(Screenshot/NBC)
Hillary Clinton on Sunday continued to chastise Donald Trump, hammering home a message that stands to become a major theme about her likely general-election opponent.
"I do not want Americans, and you know, good-thinking Republicans, as well as Democrats and independents to start to believe that this is a normal candidacy," Clinton told NBC's Chuck Todd on "Meet the Press."
"It isn't," she continued.
A sloganeering Clinton also used the same phrase four times in another answer during the interview, emphasizing a theme of unity to contrast with what she painted as division from Trump.

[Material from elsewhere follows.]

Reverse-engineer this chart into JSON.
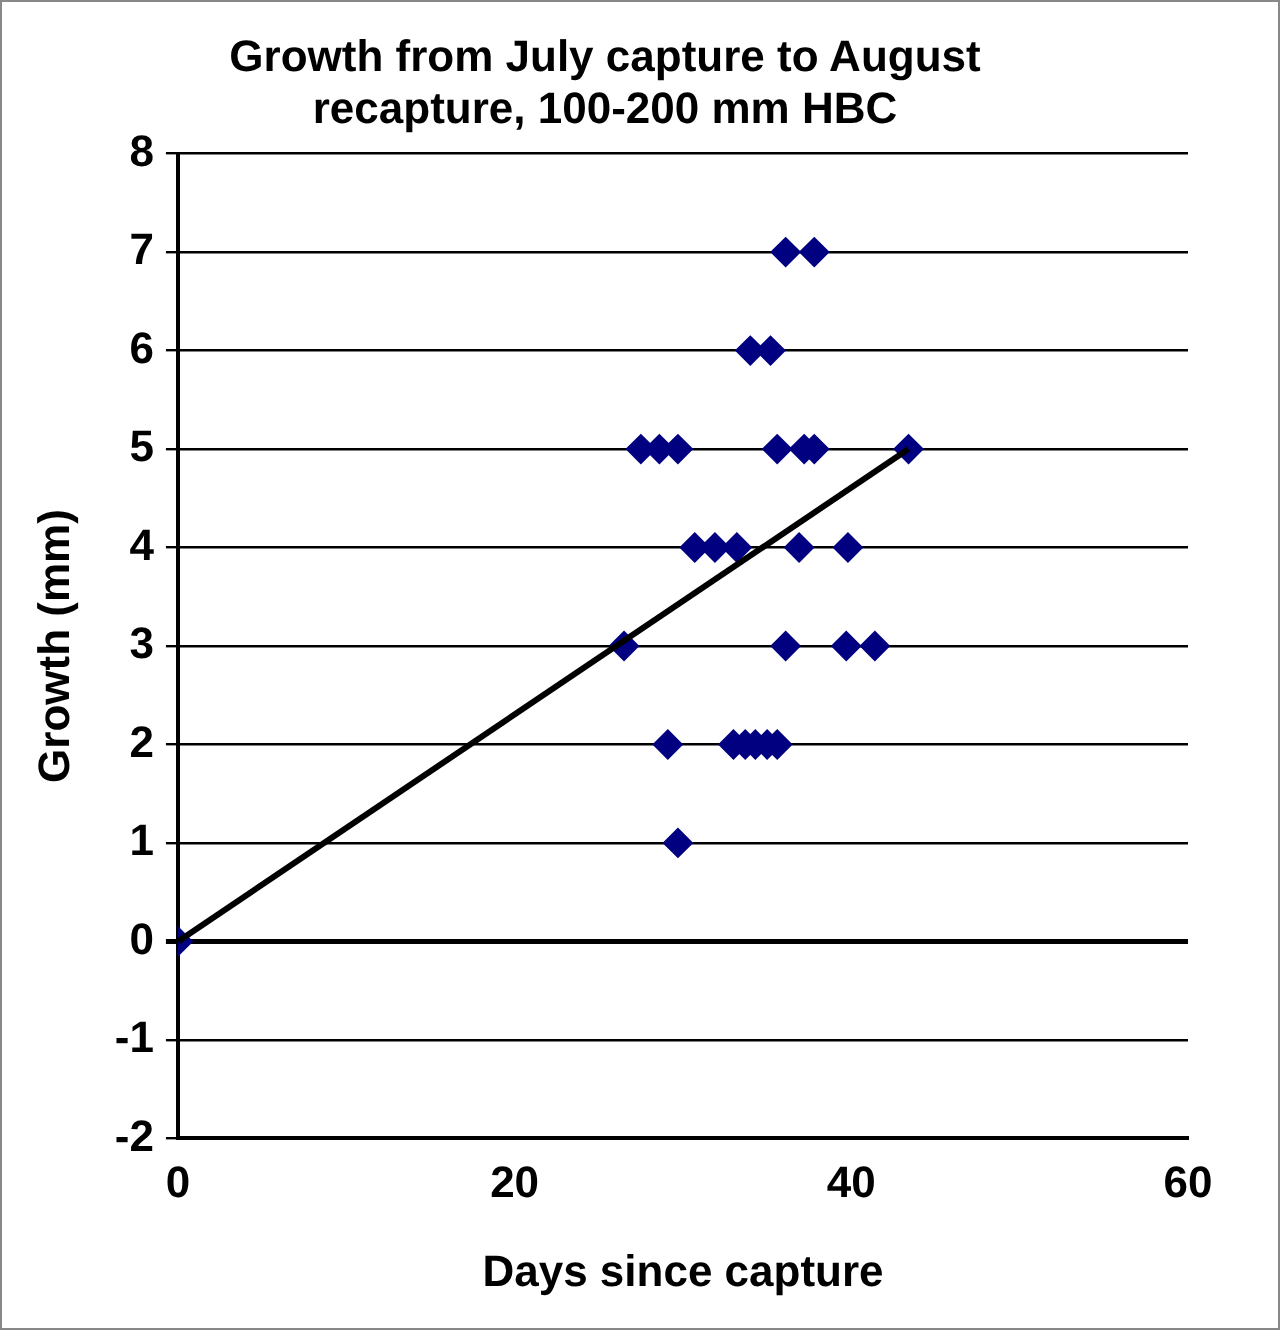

Clinton said (emphasis added):
We are stronger together in facing our internal challenges and our external ones. We are stronger together if we work to improve the economy. And that's going to mean trying to get the Republicans to do what will actually help produce more jobs, like we saw in the 1990s. We are stronger together when we have a bipartisan, even nonpartisan foreign policy that protects our country. And that provides a kind of steady, strong, smart leadership that the rest of the world expects from us. And I know that, you know, slogans come and go, and all the rest of it. But when I look at where we are in our country together, we need to unify the country. We are stronger together when we act on a set of plans and priorities that will down to the benefit of the American people.

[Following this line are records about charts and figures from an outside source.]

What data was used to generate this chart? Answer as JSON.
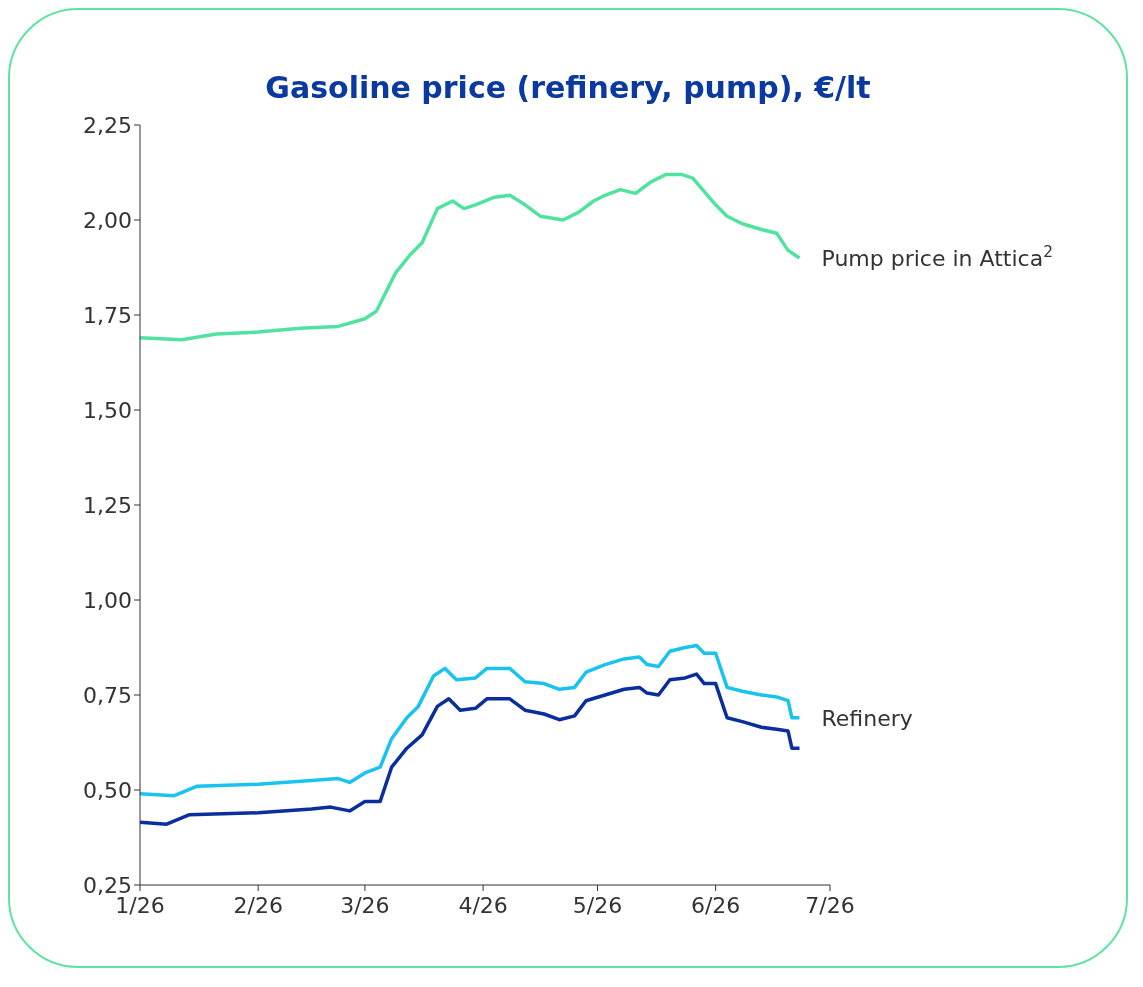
{
  "chart_data": {
    "type": "line",
    "title": "Gasoline price (refinery, pump), €/lt",
    "xlim": [
      "2026-01-01",
      "2026-07-01"
    ],
    "xticks": [
      {
        "value": "2026-01-01",
        "label": "1/26"
      },
      {
        "value": "2026-02-01",
        "label": "2/26"
      },
      {
        "value": "2026-03-01",
        "label": "3/26"
      },
      {
        "value": "2026-04-01",
        "label": "4/26"
      },
      {
        "value": "2026-05-01",
        "label": "5/26"
      },
      {
        "value": "2026-06-01",
        "label": "6/26"
      },
      {
        "value": "2026-07-01",
        "label": "7/26"
      }
    ],
    "ylim": [
      0.25,
      2.25
    ],
    "yticks": [
      {
        "value": 0.25,
        "label": "0,25"
      },
      {
        "value": 0.5,
        "label": "0,50"
      },
      {
        "value": 0.75,
        "label": "0,75"
      },
      {
        "value": 1,
        "label": "1,00"
      },
      {
        "value": 1.25,
        "label": "1,25"
      },
      {
        "value": 1.5,
        "label": "1,50"
      },
      {
        "value": 1.75,
        "label": "1,75"
      },
      {
        "value": 2,
        "label": "2,00"
      },
      {
        "value": 2.25,
        "label": "2,25"
      }
    ],
    "grid": false,
    "legend": false,
    "marker": "none",
    "line_style": "solid",
    "series": [
      {
        "name": "Pump price in Attica$^{2}$",
        "color": "#50e3a0",
        "x": [
          "2026-01-01",
          "2026-01-12",
          "2026-01-21",
          "2026-02-01",
          "2026-02-12",
          "2026-02-22",
          "2026-03-01",
          "2026-03-04",
          "2026-03-07",
          "2026-03-09",
          "2026-03-13",
          "2026-03-16",
          "2026-03-20",
          "2026-03-24",
          "2026-03-27",
          "2026-03-30",
          "2026-04-04",
          "2026-04-08",
          "2026-04-12",
          "2026-04-16",
          "2026-04-22",
          "2026-04-26",
          "2026-04-30",
          "2026-05-03",
          "2026-05-07",
          "2026-05-11",
          "2026-05-15",
          "2026-05-19",
          "2026-05-23",
          "2026-05-26",
          "2026-06-01",
          "2026-06-04",
          "2026-06-08",
          "2026-06-13",
          "2026-06-17",
          "2026-06-20",
          "2026-06-23"
        ],
        "values": [
          1.69,
          1.685,
          1.7,
          1.705,
          1.715,
          1.72,
          1.74,
          1.76,
          1.82,
          1.86,
          1.91,
          1.94,
          2.03,
          2.05,
          2.03,
          2.04,
          2.06,
          2.065,
          2.04,
          2.01,
          2.0,
          2.02,
          2.05,
          2.065,
          2.08,
          2.07,
          2.1,
          2.12,
          2.12,
          2.11,
          2.04,
          2.01,
          1.99,
          1.975,
          1.965,
          1.92,
          1.9
        ]
      },
      {
        "name": "Refinery",
        "color": "#19c3f0",
        "x": [
          "2026-01-01",
          "2026-01-10",
          "2026-01-16",
          "2026-02-01",
          "2026-02-15",
          "2026-02-22",
          "2026-02-25",
          "2026-03-01",
          "2026-03-05",
          "2026-03-08",
          "2026-03-12",
          "2026-03-15",
          "2026-03-19",
          "2026-03-22",
          "2026-03-25",
          "2026-03-30",
          "2026-04-02",
          "2026-04-08",
          "2026-04-12",
          "2026-04-17",
          "2026-04-21",
          "2026-04-25",
          "2026-04-28",
          "2026-05-03",
          "2026-05-08",
          "2026-05-12",
          "2026-05-14",
          "2026-05-17",
          "2026-05-20",
          "2026-05-24",
          "2026-05-27",
          "2026-05-29",
          "2026-06-01",
          "2026-06-04",
          "2026-06-08",
          "2026-06-13",
          "2026-06-17",
          "2026-06-20",
          "2026-06-21",
          "2026-06-23"
        ],
        "values": [
          0.49,
          0.485,
          0.51,
          0.515,
          0.525,
          0.53,
          0.52,
          0.545,
          0.56,
          0.635,
          0.69,
          0.72,
          0.8,
          0.82,
          0.79,
          0.795,
          0.82,
          0.82,
          0.785,
          0.78,
          0.765,
          0.77,
          0.81,
          0.83,
          0.845,
          0.85,
          0.83,
          0.825,
          0.865,
          0.875,
          0.88,
          0.86,
          0.86,
          0.77,
          0.76,
          0.75,
          0.745,
          0.735,
          0.69,
          0.69
        ]
      },
      {
        "color": "#0a2e9c",
        "x": [
          "2026-01-01",
          "2026-01-08",
          "2026-01-14",
          "2026-02-01",
          "2026-02-15",
          "2026-02-20",
          "2026-02-25",
          "2026-03-01",
          "2026-03-05",
          "2026-03-08",
          "2026-03-12",
          "2026-03-16",
          "2026-03-20",
          "2026-03-23",
          "2026-03-26",
          "2026-03-30",
          "2026-04-02",
          "2026-04-08",
          "2026-04-12",
          "2026-04-17",
          "2026-04-21",
          "2026-04-25",
          "2026-04-28",
          "2026-05-03",
          "2026-05-08",
          "2026-05-12",
          "2026-05-14",
          "2026-05-17",
          "2026-05-20",
          "2026-05-24",
          "2026-05-27",
          "2026-05-29",
          "2026-06-01",
          "2026-06-04",
          "2026-06-08",
          "2026-06-13",
          "2026-06-17",
          "2026-06-20",
          "2026-06-21",
          "2026-06-23"
        ],
        "values": [
          0.415,
          0.41,
          0.435,
          0.44,
          0.45,
          0.455,
          0.445,
          0.47,
          0.47,
          0.56,
          0.61,
          0.645,
          0.72,
          0.74,
          0.71,
          0.715,
          0.74,
          0.74,
          0.71,
          0.7,
          0.685,
          0.695,
          0.735,
          0.75,
          0.765,
          0.77,
          0.755,
          0.75,
          0.79,
          0.795,
          0.805,
          0.78,
          0.78,
          0.69,
          0.68,
          0.665,
          0.66,
          0.655,
          0.61,
          0.61
        ]
      }
    ]
  }
}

She also repeated that she believes Trump is "unqualified" to be president, an attack she launched during a Thursday interview with CNN's Chris Cuomo.
"I believe that deeply," she said. "I'm going to keep focused on Donald Trump. Because I will be the nominee. I will be running against Donald Trump in the fall."
Trump, for his part, has returned fire over the past few days, repeating Sen. Bernie Sanders' assertion earlier this year that Clinton was "unqualified" and launching Twitter missives directed at the former secretary of state.
But the Democratic frontrunner said she's been gaining support of Republicans "all the time" who are dissatisfied with the idea of a Trump presidency.
"They have different reasons," she said. "For a lot of women, it's the divisive, demeaning comments that Donald Trump has made about women. For others, a businessman just told me yesterday in Texas, he said, 'I'm a Republican. I've always voted Republican. I'm here, giving you money, supporting you, because I do business all over the world. And I'm watching what this Trump effect is doing to our standing in the world.'"
Continuing her line of attack, the former secretary of state said her campaign will demonstrate that Trump has "no ideas."